Since its founding more than twenty years ago, the IBP has been mandated by its charter to (1) elevate the standards of the legal profession, (2) improve the administration of justice and (3) enable the bar to discharge its public responsibility more effectively.
The IBP has oftentimes been unfairly criticized as passive and indifferent to public interest issues and the problems of our society. Some say that by its very nature the IBP is saddled with inherent limitations which arise from its composition, leadership and the dynamics of its relationship with the incumbent dispensation and the existing political and economic order. Worst, our detractors are saying that our programs and activities on the national and local levels are ineffective, if not irrelevant, to our defined goals and especially to the challenge of our time.

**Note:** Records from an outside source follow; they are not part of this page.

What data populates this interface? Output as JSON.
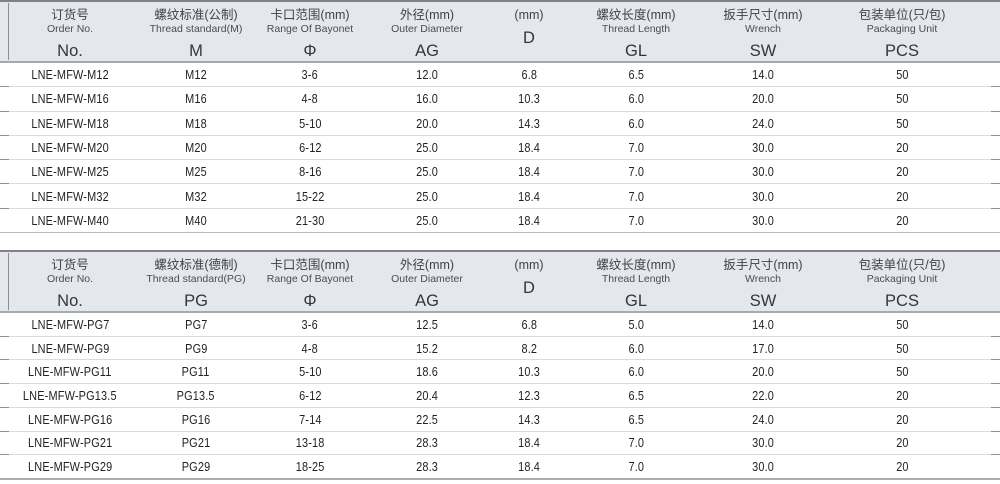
{
  "colors": {
    "header_bg": "#e4e7ee",
    "header_top_rule": "#7f8287",
    "header_bottom_rule": "#a6a9ad",
    "row_separator": "#d9dbde",
    "separator_tick": "#8f9297",
    "body_text": "#222326",
    "header_text": "#3f4247"
  },
  "tables": [
    {
      "id": "metric",
      "columns": [
        {
          "key": "order-no",
          "cn": "订货号",
          "en": "Order No.",
          "symbol": "No."
        },
        {
          "key": "thread-standard",
          "cn": "螺纹标准(公制)",
          "en": "Thread standard(M)",
          "symbol": "M"
        },
        {
          "key": "bayonet-range",
          "cn": "卡口范围(mm)",
          "en": "Range Of Bayonet",
          "symbol": "Φ"
        },
        {
          "key": "outer-diameter",
          "cn": "外径(mm)",
          "en": "Outer Diameter",
          "symbol": "AG"
        },
        {
          "key": "inner-diameter",
          "cn": "(mm)",
          "en": "",
          "symbol": "D"
        },
        {
          "key": "thread-length",
          "cn": "螺纹长度(mm)",
          "en": "Thread Length",
          "symbol": "GL"
        },
        {
          "key": "wrench",
          "cn": "扳手尺寸(mm)",
          "en": "Wrench",
          "symbol": "SW"
        },
        {
          "key": "packaging",
          "cn": "包装单位(只/包)",
          "en": "Packaging Unit",
          "symbol": "PCS"
        }
      ],
      "rows": [
        [
          "LNE-MFW-M12",
          "M12",
          "3-6",
          "12.0",
          "6.8",
          "6.5",
          "14.0",
          "50"
        ],
        [
          "LNE-MFW-M16",
          "M16",
          "4-8",
          "16.0",
          "10.3",
          "6.0",
          "20.0",
          "50"
        ],
        [
          "LNE-MFW-M18",
          "M18",
          "5-10",
          "20.0",
          "14.3",
          "6.0",
          "24.0",
          "50"
        ],
        [
          "LNE-MFW-M20",
          "M20",
          "6-12",
          "25.0",
          "18.4",
          "7.0",
          "30.0",
          "20"
        ],
        [
          "LNE-MFW-M25",
          "M25",
          "8-16",
          "25.0",
          "18.4",
          "7.0",
          "30.0",
          "20"
        ],
        [
          "LNE-MFW-M32",
          "M32",
          "15-22",
          "25.0",
          "18.4",
          "7.0",
          "30.0",
          "20"
        ],
        [
          "LNE-MFW-M40",
          "M40",
          "21-30",
          "25.0",
          "18.4",
          "7.0",
          "30.0",
          "20"
        ]
      ]
    },
    {
      "id": "pg",
      "columns": [
        {
          "key": "order-no",
          "cn": "订货号",
          "en": "Order No.",
          "symbol": "No."
        },
        {
          "key": "thread-standard",
          "cn": "螺纹标准(德制)",
          "en": "Thread standard(PG)",
          "symbol": "PG"
        },
        {
          "key": "bayonet-range",
          "cn": "卡口范围(mm)",
          "en": "Range Of Bayonet",
          "symbol": "Φ"
        },
        {
          "key": "outer-diameter",
          "cn": "外径(mm)",
          "en": "Outer Diameter",
          "symbol": "AG"
        },
        {
          "key": "inner-diameter",
          "cn": "(mm)",
          "en": "",
          "symbol": "D"
        },
        {
          "key": "thread-length",
          "cn": "螺纹长度(mm)",
          "en": "Thread Length",
          "symbol": "GL"
        },
        {
          "key": "wrench",
          "cn": "扳手尺寸(mm)",
          "en": "Wrench",
          "symbol": "SW"
        },
        {
          "key": "packaging",
          "cn": "包装单位(只/包)",
          "en": "Packaging Unit",
          "symbol": "PCS"
        }
      ],
      "rows": [
        [
          "LNE-MFW-PG7",
          "PG7",
          "3-6",
          "12.5",
          "6.8",
          "5.0",
          "14.0",
          "50"
        ],
        [
          "LNE-MFW-PG9",
          "PG9",
          "4-8",
          "15.2",
          "8.2",
          "6.0",
          "17.0",
          "50"
        ],
        [
          "LNE-MFW-PG11",
          "PG11",
          "5-10",
          "18.6",
          "10.3",
          "6.0",
          "20.0",
          "50"
        ],
        [
          "LNE-MFW-PG13.5",
          "PG13.5",
          "6-12",
          "20.4",
          "12.3",
          "6.5",
          "22.0",
          "20"
        ],
        [
          "LNE-MFW-PG16",
          "PG16",
          "7-14",
          "22.5",
          "14.3",
          "6.5",
          "24.0",
          "20"
        ],
        [
          "LNE-MFW-PG21",
          "PG21",
          "13-18",
          "28.3",
          "18.4",
          "7.0",
          "30.0",
          "20"
        ],
        [
          "LNE-MFW-PG29",
          "PG29",
          "18-25",
          "28.3",
          "18.4",
          "7.0",
          "30.0",
          "20"
        ]
      ]
    }
  ]
}
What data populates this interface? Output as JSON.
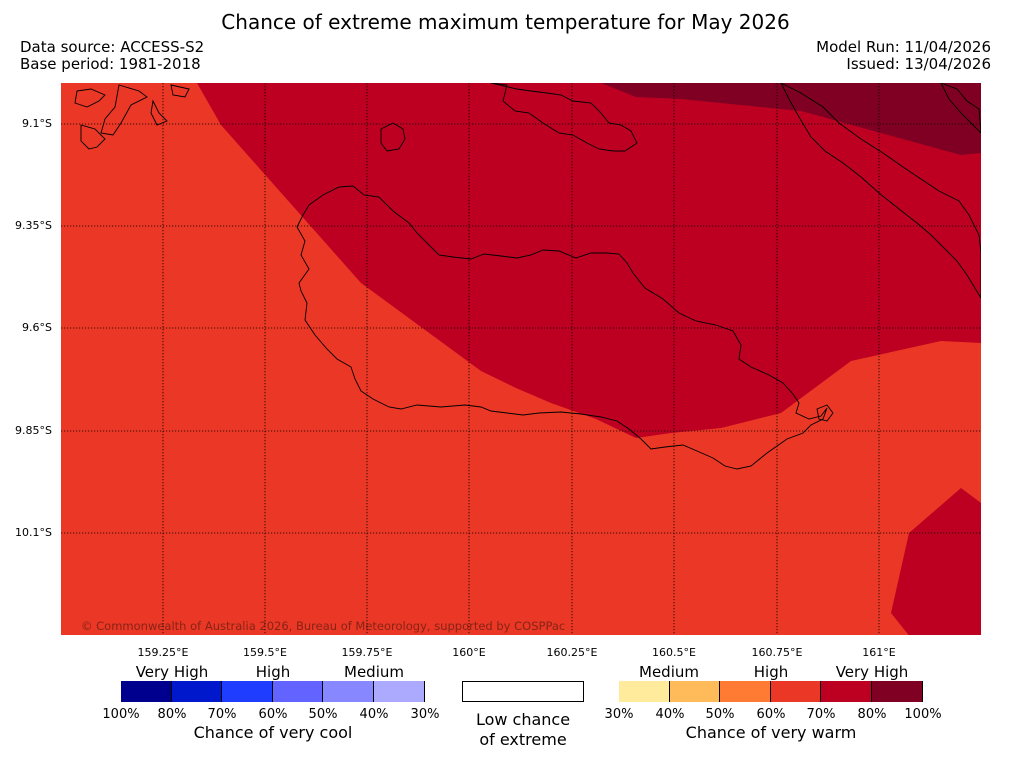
{
  "title": "Chance of extreme maximum temperature for May 2026",
  "data_source": "Data source: ACCESS-S2",
  "base_period": "Base period: 1981-2018",
  "model_run": "Model Run: 11/04/2026",
  "issued": "Issued: 13/04/2026",
  "copyright": "© Commonwealth of Australia 2026, Bureau of Meteorology, supported by COSPPac",
  "lat_labels": [
    "9.1°S",
    "9.35°S",
    "9.6°S",
    "9.85°S",
    "10.1°S"
  ],
  "lon_labels": [
    "159.25°E",
    "159.5°E",
    "159.75°E",
    "160°E",
    "160.25°E",
    "160.5°E",
    "160.75°E",
    "161°E"
  ],
  "legend": {
    "cool": {
      "headings": [
        "Very High",
        "High",
        "Medium"
      ],
      "colors": [
        "#00008f",
        "#0018cc",
        "#1f3dff",
        "#6363ff",
        "#8787ff",
        "#abaaff"
      ],
      "percents": [
        "100%",
        "80%",
        "70%",
        "60%",
        "50%",
        "40%",
        "30%"
      ],
      "caption": "Chance of very cool"
    },
    "low": {
      "line1": "Low chance",
      "line2": "of extreme",
      "color": "#ffffff"
    },
    "warm": {
      "headings": [
        "Medium",
        "High",
        "Very High"
      ],
      "colors": [
        "#ffeb9b",
        "#ffbb5a",
        "#ff7a33",
        "#eb3725",
        "#bd0022",
        "#7f0023"
      ],
      "percents": [
        "30%",
        "40%",
        "50%",
        "60%",
        "70%",
        "80%",
        "100%"
      ],
      "caption": "Chance of very warm"
    }
  },
  "map_regions": {
    "base_color": "#eb3725",
    "zone_70_80_color": "#bd0022",
    "zone_80_100_color": "#7f0023"
  }
}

Almost seven years ago, the board of governors took an unequivocal position and thereby contributed to the long and heroic struggle to dismantle the US bases in the Philippines. In 1994, the IBP, at the instance of its national leadership headed by president Mervyn Encanto, in an unprecedented move, took a lead role in the opposition against the oil price increase by challenging in the Supreme Court the legality of the decision of the former administration. Recently, we in the Committee On Human Rights And Due Process and the National Committee on Legal Aid have been asked by the national leadership to study the expanded value-added tax law as a public interest issue and present a position paper to the board of governors with the objective of either taking the issue again to the Supreme Court or advocating its repeal or amendment.
Indeed, there are now many other public interest issues that are being taken up by IBP officers, committees, and members on the national and local levels pursuant to our mandate to discharge our responsibility to our people. While there is a lot we can and need to do to elevate the standards of our profession and improve the administration of justice, it is the effective discharge of our public responsibility that will make the IBP truly relevant to our time and allow us all to be proud and be counted.